No caso do Cariri Cearense, como não havia entrada massiva de escravos africanos na região, ou mesmo na Província, os cativos que ali existiam eram, via de regra, nacionais; em outras palavras, eram crioulos, tomando-se esse termo como designativo de descendente de africanos. No Gráfico 2, é possível perceber-se como, ao longo do século XIX, houve um constante uso desse termo como classificação para cativos, embora não fosse a maioria, fato explicado, como referido anteriormente, por não haver desembarque de africanos na Província na época em exame.
De toda maneira, a lógica apontada por Guedes parece também ser possível para a realidade sul cearense. Com os escravos, a utilização do termo pardo era bastante incomum, uma vez que essa designação servia mais para indivíduos egressos do cativeiro. Mesmo assim, na década de 1870, a recorrência a esse termo para classificar escravos aumentou um pouco, artifício que poderia ser explicado pelo caráter mestiço que tinha a escravidão sul cearense, bem como pela aproximação da abolição, que faria com que senhores já pensassem na integração de seus cativos com seu contingente de agregados e moradores.
Por outro lado, a classificação cabra é a mais recorrente e mais curiosa no gráfico apresentado. Entre as décadas de 1820 e 1830, o número de escravos assim classificados subiu aproximadamente nove pontos percentuais e continuou subindo nas décadas seguintes até 1860, quando começou a decrescer. Nada obstante, mesmo caindo o número de escravos arrolados com essa designação, não deixou de ser a mais utilizada pelos senhores até a abolição, que, no Ceará, ocorreu em 1884, como já referido.
É também provável que esse termo implicasse um conceito regional, com características de sertão. Nas recordações escritas por Paulo Elpídio de Menezes, os cabras compunham a camada de trabalhadores livres e pobres na virada do século XIX para o XX, “moradores nos sítios do pé-de-serra do Araripe e nas terras dos Senhores-de-Engenho, do Brejo”.[68]
Antes de 1884, porém, indivíduos dessa categoria no Cariri eram trabalhadores livres e pobres, mas também escravos — os de nação cabra, como referem os inventários, que povoavam a região do Cariri, conforme relatos de visitantes na década de sessenta do século XIX. Segundo Francisco Freire Alemão, nas comemorações religiosas, preenchendo
[...] o corpo da Igreja havia mais de mil mulheres pela maior parte “ca- bras”: ou mamelucos [...] De tarde, houve processão, q’ vi passar pela nossa rua, da janella [...] e por fim grande nº de cabras de camisas por cima das seroulas, mas limpas, o q’ nos parece corresponder as mulheres de lençol na Igreja.[69]

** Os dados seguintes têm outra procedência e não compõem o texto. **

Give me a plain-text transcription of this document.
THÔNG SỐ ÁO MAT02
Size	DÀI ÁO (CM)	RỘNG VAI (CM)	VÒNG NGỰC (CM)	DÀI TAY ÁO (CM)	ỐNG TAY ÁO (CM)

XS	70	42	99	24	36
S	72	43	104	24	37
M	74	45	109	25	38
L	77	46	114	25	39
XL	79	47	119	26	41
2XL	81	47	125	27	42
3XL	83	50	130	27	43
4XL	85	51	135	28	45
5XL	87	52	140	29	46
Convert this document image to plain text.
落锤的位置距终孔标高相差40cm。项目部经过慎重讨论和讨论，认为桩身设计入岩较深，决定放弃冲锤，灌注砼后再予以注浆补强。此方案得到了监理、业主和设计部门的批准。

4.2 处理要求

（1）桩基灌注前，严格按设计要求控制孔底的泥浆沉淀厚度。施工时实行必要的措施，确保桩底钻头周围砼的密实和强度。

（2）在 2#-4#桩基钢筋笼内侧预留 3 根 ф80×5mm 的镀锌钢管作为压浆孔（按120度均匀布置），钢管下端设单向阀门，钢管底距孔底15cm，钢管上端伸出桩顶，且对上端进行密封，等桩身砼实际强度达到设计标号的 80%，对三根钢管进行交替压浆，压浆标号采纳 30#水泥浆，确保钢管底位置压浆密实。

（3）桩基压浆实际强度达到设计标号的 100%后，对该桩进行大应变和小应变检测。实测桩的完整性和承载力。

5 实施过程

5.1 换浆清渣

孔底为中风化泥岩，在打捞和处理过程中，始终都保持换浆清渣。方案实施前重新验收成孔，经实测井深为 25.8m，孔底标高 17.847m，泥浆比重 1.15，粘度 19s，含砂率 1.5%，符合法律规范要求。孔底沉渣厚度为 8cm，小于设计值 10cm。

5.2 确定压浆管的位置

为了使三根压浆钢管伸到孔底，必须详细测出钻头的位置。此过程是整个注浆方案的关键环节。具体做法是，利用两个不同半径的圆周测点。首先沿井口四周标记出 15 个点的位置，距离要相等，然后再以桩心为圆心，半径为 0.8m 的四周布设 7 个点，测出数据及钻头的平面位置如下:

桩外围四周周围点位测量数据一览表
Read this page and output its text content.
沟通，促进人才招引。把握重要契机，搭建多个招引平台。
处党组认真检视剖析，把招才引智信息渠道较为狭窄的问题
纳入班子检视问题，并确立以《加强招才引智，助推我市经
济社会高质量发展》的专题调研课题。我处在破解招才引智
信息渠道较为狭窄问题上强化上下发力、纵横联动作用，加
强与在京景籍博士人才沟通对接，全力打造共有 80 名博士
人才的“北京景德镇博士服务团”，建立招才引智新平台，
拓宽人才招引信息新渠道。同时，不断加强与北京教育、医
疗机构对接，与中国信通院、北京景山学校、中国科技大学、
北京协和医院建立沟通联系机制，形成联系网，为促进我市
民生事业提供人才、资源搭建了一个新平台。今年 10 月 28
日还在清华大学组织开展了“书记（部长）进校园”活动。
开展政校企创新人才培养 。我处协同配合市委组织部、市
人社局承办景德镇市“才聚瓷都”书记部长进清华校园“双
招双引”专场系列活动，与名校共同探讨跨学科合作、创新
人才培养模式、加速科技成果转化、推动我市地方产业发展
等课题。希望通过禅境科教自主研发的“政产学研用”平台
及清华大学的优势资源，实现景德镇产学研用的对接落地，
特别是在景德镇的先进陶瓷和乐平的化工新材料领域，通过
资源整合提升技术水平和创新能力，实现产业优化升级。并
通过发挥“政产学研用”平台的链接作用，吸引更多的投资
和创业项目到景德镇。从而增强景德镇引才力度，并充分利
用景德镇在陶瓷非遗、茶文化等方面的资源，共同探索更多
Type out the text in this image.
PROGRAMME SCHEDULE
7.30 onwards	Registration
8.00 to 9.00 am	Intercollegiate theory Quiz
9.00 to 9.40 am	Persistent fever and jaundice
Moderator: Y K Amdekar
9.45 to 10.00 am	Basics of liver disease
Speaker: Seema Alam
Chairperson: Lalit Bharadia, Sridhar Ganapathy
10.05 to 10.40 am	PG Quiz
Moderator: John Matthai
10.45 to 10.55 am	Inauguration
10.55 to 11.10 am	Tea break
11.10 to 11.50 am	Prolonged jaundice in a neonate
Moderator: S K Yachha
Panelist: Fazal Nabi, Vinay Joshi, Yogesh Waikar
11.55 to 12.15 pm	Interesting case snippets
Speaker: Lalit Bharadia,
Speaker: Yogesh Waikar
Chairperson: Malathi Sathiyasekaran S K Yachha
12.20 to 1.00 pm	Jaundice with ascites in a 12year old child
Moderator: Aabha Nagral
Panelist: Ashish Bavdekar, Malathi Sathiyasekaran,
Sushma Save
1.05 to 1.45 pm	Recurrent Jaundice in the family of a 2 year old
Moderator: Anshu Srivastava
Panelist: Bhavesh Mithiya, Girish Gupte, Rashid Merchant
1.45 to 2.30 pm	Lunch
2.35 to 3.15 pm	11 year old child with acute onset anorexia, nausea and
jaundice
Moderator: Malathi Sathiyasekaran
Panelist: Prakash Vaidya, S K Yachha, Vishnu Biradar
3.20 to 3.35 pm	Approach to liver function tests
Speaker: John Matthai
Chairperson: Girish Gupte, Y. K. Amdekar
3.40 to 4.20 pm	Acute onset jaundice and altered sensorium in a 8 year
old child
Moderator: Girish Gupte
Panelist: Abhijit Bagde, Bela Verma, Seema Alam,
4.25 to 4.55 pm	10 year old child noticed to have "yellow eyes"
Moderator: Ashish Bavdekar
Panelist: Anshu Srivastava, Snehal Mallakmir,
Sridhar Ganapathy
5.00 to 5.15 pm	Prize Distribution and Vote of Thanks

As designações cabras e mamelucos indicam a presença do ele- mento indígena entre os escravos. No caso do sul cearense, a população nativa, com forte presença na ocupação, foi praticamente dizimada quando da sua colonização. Os sobreviventes foram aldeados em missões de catequese e/ou reduzidos à condição de trabalhadores escravizados. Assim, os termos cabra e mameluco carregavam resquícios indígenas, pois “derão os portugueses este nome a alguns índios, porque os acharão rumiando, a erva Betel, que quase sempre trazem a boca”.[70] Indivíduos caracterizados por essa designação eram resultado da miscigenação entre africanos ou mestiços e desses com o elemento branco e o indígena.
Como antes da abolição, o Cariri Cearense era formado por fa- mílias mistas, sinal de que os cativos não estabeleciam relações sociais apenas com os seus companheiros de cativeiro, mas também com os outros estratos existentes na sociedade em que estavam inseridos. Um contato, no espaço da produção ou do lazer, que certamente influenciou na miscigenação percebida no Cariri Cearense.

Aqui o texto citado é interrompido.